Soddisfazione, amore, devozione.
“Non credo possiamo entrare,
maestro Alessandro” aveva bisbigliato la ragazza, affiancandolo, “Tranquilla”
aveva risposto lui, muovendo due dita delle mani per calmarla, “Preferisco
Sandro o Botticelli” aveva detto, con una smorfia sul viso. Filippa aveva annuito diligente, osservando
il giovane morsicare i resti della mela che i soldi della sua signora avevano
comprato. Era già più d’un’ora che era via, la sua padrona si sarebbe infuriata
come una belva ed il buon Lele si sarebbe preoccupato? E se non fosse tornata
per tempo all’arrivo di Da Vinci? Sandro proseguì dritto fino ad una porta
imponente, cui davanti vi era un uomo vestito d’uno scuro blu, come la notte. “Filippino
Lippi sta lavorando ad un quadro giusto?” domandò, quello annui, “Ditegli che
ici vi è Sandro Botticelli” disse con più calma, ma per nulla affabile, senza
sforzare un sorriso. Filippa era come sconvolta da tutta quella onestà, aveva
come l’impressione il ragazzo non volesse nascondere nulla.
Avevano aspettato sotto la porta,
fino a che non era venuto un tale, un ragazzo vestito di rosso, dai ricci
crespi e gli occhi castani, insozzato dalla testa ai piedi. “Botticelli hai
interrotto la mia vena artistica” disse con un tono irritato, prima di notare
lei che se ne stava impacciata con il suo cesto di frutta vicino al giovane
artista, “Oh” disse spalancato la bocca, prima di sorridere affabile, “Non
esiste di fatti nulla di più romantico che guardare i quadri di casa De Medici”
gracchiò, prima di colpire con un buffetto l’altro sulla schiena. “Taci Lippi”

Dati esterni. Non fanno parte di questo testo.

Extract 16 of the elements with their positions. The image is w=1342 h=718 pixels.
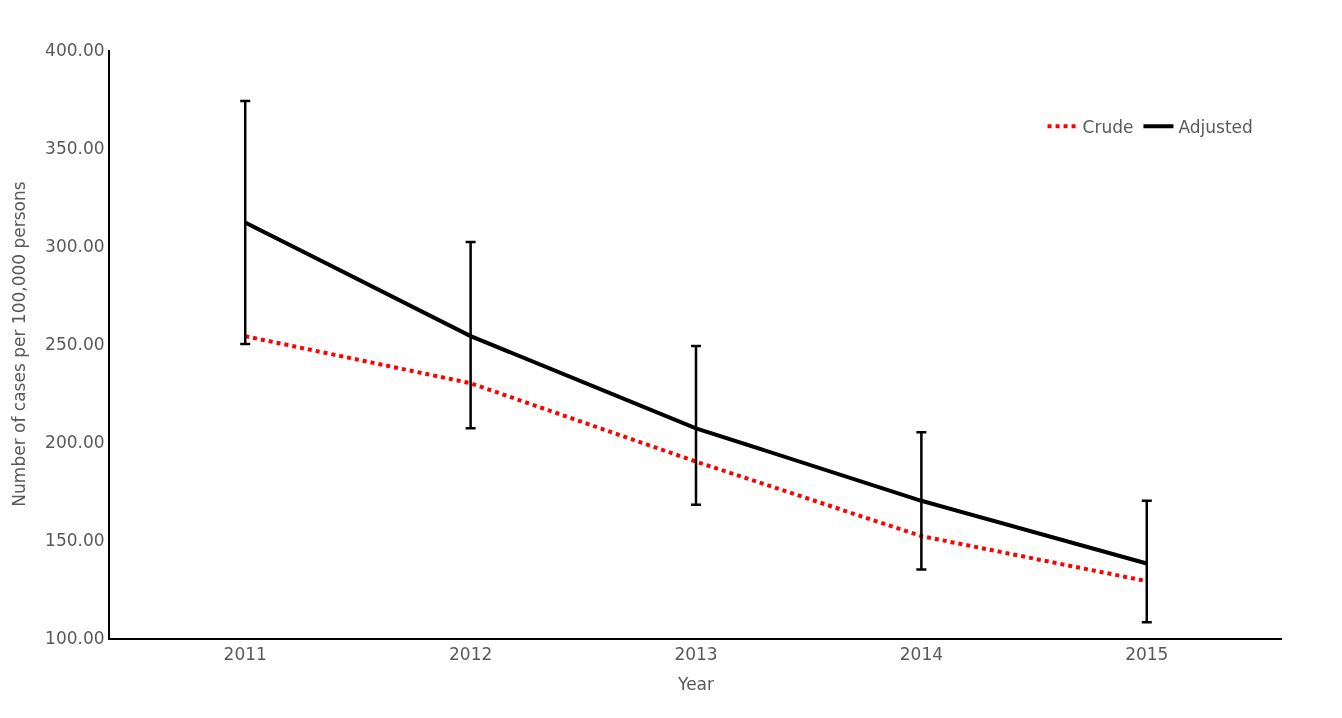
y-tick-label: 200.00 [45,431,105,452]
x-tick-label: 2015 [1125,644,1169,665]
y-tick-label: 300.00 [45,235,105,256]
x-tick-label: 2014 [899,644,944,665]
y-tick-label: 250.00 [45,333,105,354]
x-tick-label: 2012 [448,644,493,665]
x-tick-label: 2013 [674,644,718,665]
x-tick-label: 2011 [223,644,267,665]
y-tick-label: 100.00 [45,627,105,648]
y-tick-label: 400.00 [45,39,105,60]
legend-label: Crude [1082,116,1134,137]
x-axis-title: Year [677,674,714,695]
y-tick-label: 350.00 [45,137,105,158]
y-tick-label: 150.00 [45,529,105,550]
legend-label: Adjusted [1178,116,1253,137]
y-axis-title: Number of cases per 100,000 persons [9,181,30,507]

rispose con un tono sostenuto Sandro, facendo ridacchiare l’altro, “Capiti a
fagiolo, avevo giusto bisogno d’una mano esperta per un dipinto” aveva mormorato,
“Sempre se tu non possa lasciar sola la tua signora” aveva detto malizioso Filippino, “Fate pure” mormorò Fillippa,
arrossendo sulle gote, un po’ perché desiderava vedere l’arte prendere forma,
un altro po’ perché era stata definita la signora di Botticelli. Sandro roteò
gli occhi, “Sei un’offesa all’arte, Lippi” rispose a denti stretti, prima di
seguire Filippino dentro la residenza De Medici. Forse sbagliava Filippa, ma
nonostante il giovane non si stesse mostrando più cortese rispetto come era stato
con lei o con chiunque avessero incontrato dal mercato alla tenuta, aveva
l’impressione che tra i due vi fosse una genuina amicizia, era un pensiero
dovuto alla leggere allegria con cui Lippi rispondeva a tutte le mal parole di
Sandro.
“Che sciocco uomo, non mi sono presentato” aveva detto il
giovane pittore, mentre percorrevano un corridoio, illuminato da vetrate
dall’alto e candele, “Ne il nostro Sandro ha provveduto” disse piccato, ma
Botticelli preferì ignorarlo continuando per la sua strada. “Filippino Lippi da
Prato” allungandole una mano, lei rise un poco, dall’imbarazzo d’esser trattata
con così tanto riguardo, cosa che abitualmente nessuno le rivolgeva mai. Non
che se ne stupisse, per qual motivo qualcuno doveva essere galante con una
cameriera d’altronde? “Filippa Demopulo da Zacinto” aveva risposto, stringendo
la mano lievemente pavida, ma se possibile il sorriso del ragazzo s’era aperto
ancora di più. “Una Filippa per un Filippo” aveva canticchiato, prima di
guardar con la coda dell’occhio il terzo membro. Sandro li aveva degnati di uno
sguardo stizzito, concentrandosi più sui decori degli arazzi che suoi due
essere umani al suo fianco. Lei era brava a capire le persone, aveva imparato
dopo ogni frustata come interpretare gli atteggiamenti delle persone, per non
sbagliare più, per non dover essere punita. E Sandro Botticelli era come un
libro aperto, aveva visto i suoi quadri, la delicata dedizione che doveva
averci concentrato, i pigmenti di colore lucente, il dettaglio, un uomo che
riversava tale interesse nell’arte non aveva tempo di guardare gli uomini. “Non
so dove tutta abbia trovato questa venere, Botticelli, ma non la meriti” disse
Lippi, baciandole le dita; Filippa fu colta di sorpresa, così presa a studiare la secca figura di Sandro che
non s’era accorto che l’altro artista aveva continuato a tenere la sua mano
tutto il tempo fino a che non aveva sentito le labbra sulla pelle. A quel punto
Botticelli li aveva guardati, lo sguardo
era stato di fastidio, “Filippa vuole Da Vinci” disse piccato e lanciò uno
sguardo significativo a Lippo, Filippino la guardò, mosse il viso sconsolato e
con la mano libera carezzò il dorso della sua, quella che aveva appena baciato,
“Ti spezzerà il cuore e lo getterà giù dalla torre del campanile” disse sconsolato.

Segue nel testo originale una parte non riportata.